Con la Gran Guerra, el mundo le mostró su peor cara y hasta vio deshacerse entre sus manos los préstamos rusos que Aristide Briant le aconsejó comprar. Eligió el retiro de la Costa Azul. En plena contienda, se alojó en el mítico Hôtel de Paris de Mónaco, donde paulatinamente comenzó su descenso a los infiernos del juego y de la edad. Compró casa en Niza, que pronto hipotecó y vendió para pagar deudas del juego, y ese fue también el destino de sus fabulosas joyas. En 1926 publicó unas memorias descabelladas cuyos beneficios malgastó, igual que el que obtuvo por su traducción cinematográfica. María Félix interpretó a la Bella Otero y Carolina Otero reconoció su esfuerzo con este comentario: “Eres casi tan hermosa como yo”. Ahorró, sin embargo, para pagarse unos funerales de primera clase y una tumba en el Cimetière de l’Est de Niza.
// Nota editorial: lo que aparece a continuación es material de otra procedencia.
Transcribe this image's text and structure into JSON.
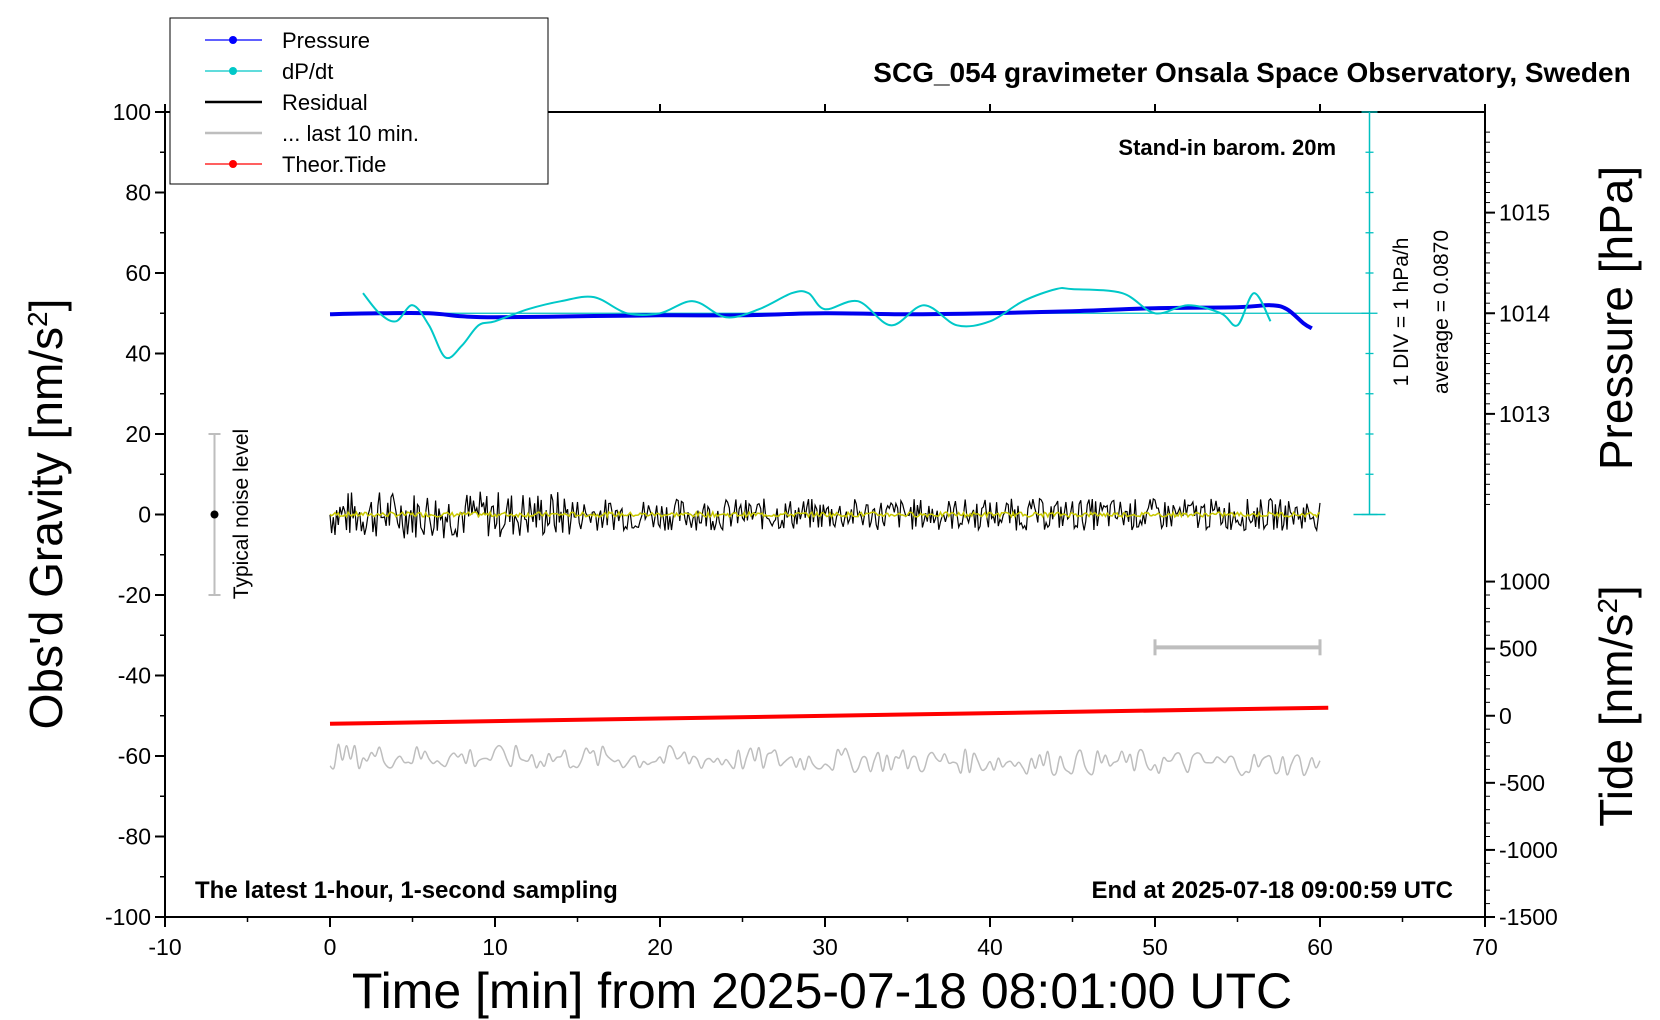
{
  "chart_data": {
    "type": "line",
    "title": "SCG_054 gravimeter Onsala Space Observatory, Sweden",
    "xlabel": "Time [min] from 2025-07-18 08:01:00 UTC",
    "ylabel": "Obs'd Gravity [nm/s",
    "ylabel_sup": "2",
    "ylabel_close": "]",
    "y2label": "Pressure [hPa]",
    "y3label": "Tide [nm/s",
    "y3label_sup": "2",
    "y3label_close": "]",
    "xlim": [
      -10,
      70
    ],
    "ylim": [
      -100,
      100
    ],
    "x_ticks": [
      "-10",
      "0",
      "10",
      "20",
      "30",
      "40",
      "50",
      "60",
      "70"
    ],
    "y_ticks": [
      "100",
      "80",
      "60",
      "40",
      "20",
      "0",
      "-20",
      "-40",
      "-60",
      "-80",
      "-100"
    ],
    "pressure_ticks": [
      "1015",
      "1014",
      "1013"
    ],
    "tide_ticks": [
      "1000",
      "500",
      "0",
      "-500",
      "-1000",
      "-1500"
    ],
    "grid": false,
    "legend_position": "top-left",
    "legend": [
      {
        "label": "Pressure",
        "color": "#0000ff",
        "marker": true
      },
      {
        "label": "dP/dt",
        "color": "#00c8c8",
        "marker": true
      },
      {
        "label": "Residual",
        "color": "#000000",
        "marker": false
      },
      {
        "label": "... last 10 min.",
        "color": "#bebebe",
        "marker": false
      },
      {
        "label": "Theor.Tide",
        "color": "#ff0000",
        "marker": true
      }
    ],
    "annotations": {
      "barometer": "Stand-in barom. 20m",
      "div_scale": "1 DIV = 1 hPa/h",
      "average": "average = 0.0870",
      "noise": "Typical noise level",
      "latest": "The latest 1-hour, 1-second sampling",
      "end": "End at 2025-07-18 09:00:59 UTC"
    },
    "series": [
      {
        "name": "Pressure",
        "unit": "hPa",
        "x": [
          0,
          3,
          6,
          8,
          10,
          15,
          20,
          25,
          30,
          35,
          40,
          45,
          50,
          55,
          57,
          58,
          59,
          59.5
        ],
        "y": [
          1013.99,
          1014.0,
          1014.0,
          1013.97,
          1013.96,
          1013.97,
          1013.98,
          1013.98,
          1014.0,
          1013.99,
          1014.0,
          1014.02,
          1014.05,
          1014.06,
          1014.08,
          1014.04,
          1013.9,
          1013.85
        ]
      },
      {
        "name": "dP/dt",
        "unit": "nm/s2-axis",
        "x": [
          2,
          3,
          4,
          5,
          6,
          7,
          8,
          9,
          10,
          12,
          14,
          16,
          18,
          20,
          22,
          24,
          26,
          28,
          29,
          30,
          32,
          34,
          36,
          38,
          40,
          42,
          44,
          45,
          48,
          50,
          52,
          54,
          55,
          56,
          57
        ],
        "y": [
          55,
          50,
          48,
          52,
          47,
          39,
          42,
          47,
          48,
          51,
          53,
          54,
          50,
          50,
          53,
          49,
          51,
          55,
          55,
          51,
          53,
          47,
          52,
          47,
          48,
          53,
          56,
          56,
          55,
          50,
          52,
          50,
          47,
          55,
          48
        ]
      },
      {
        "name": "Residual",
        "unit": "nm/s2",
        "x": [
          0,
          60
        ],
        "y": [
          0,
          0
        ],
        "amplitude": 4
      },
      {
        "name": "... last 10 min.",
        "unit": "nm/s2",
        "x": [
          0,
          60
        ],
        "y": [
          -60,
          -62
        ],
        "amplitude": 3
      },
      {
        "name": "Theor.Tide",
        "unit": "nm/s2",
        "x": [
          0,
          60.5
        ],
        "y": [
          -60,
          60
        ]
      }
    ],
    "noise_bar": {
      "x": -7,
      "y": 0,
      "low": -20,
      "high": 20
    },
    "last10_bar": {
      "x0": 50,
      "x1": 60,
      "y": -33
    }
  }
}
Su testamento, nunca desvelado, se encuentra en el bufete de un notario de la capital de los Alpes Maritimes. Murió sola un Sábado Santo de 1965 en la habitación n.° 11 del modesto hotel Le Novelty, en la rue d’Angleterre de la capital mediterránea. Gracias a la intervención de sus biógrafos, el edificio, hoy copropiedad, lleva el nombre de Résidence Caroline Otero. En la fachada luce una lápida para recordar que ahí vivió sus últimos veinte años la que fue la “reina frívola de la Belle Epoque”.

 

Obras de ~: con Cl. Valmont, Les souvenirs et la vie intime de La Belle Otero, Paris, Le Calame, 1926.

Filmografía: (Guionista) con J. Sauvajon y M. G. Sigurt, en R. Pottier (dir.), La Bella Otero, 1954.

 

Fuentes y bibl.: Archivos de la Bibliothéque Nationale de France, Département des Arts du Spectacle; Archivos de la Bibliothèque Départementale des Alpes Maritimes; Archivo de la Bibliothèque Municipale de Nice; Archivo de la Préfecture de Police de Paris; Archivo de la Préfecture de Police de Nice; Archivo de la Police de la Principauté de Monaco; Archivo de la Société des Bains de Mer de Monaco; Archivo Privado de M° William Caruchet.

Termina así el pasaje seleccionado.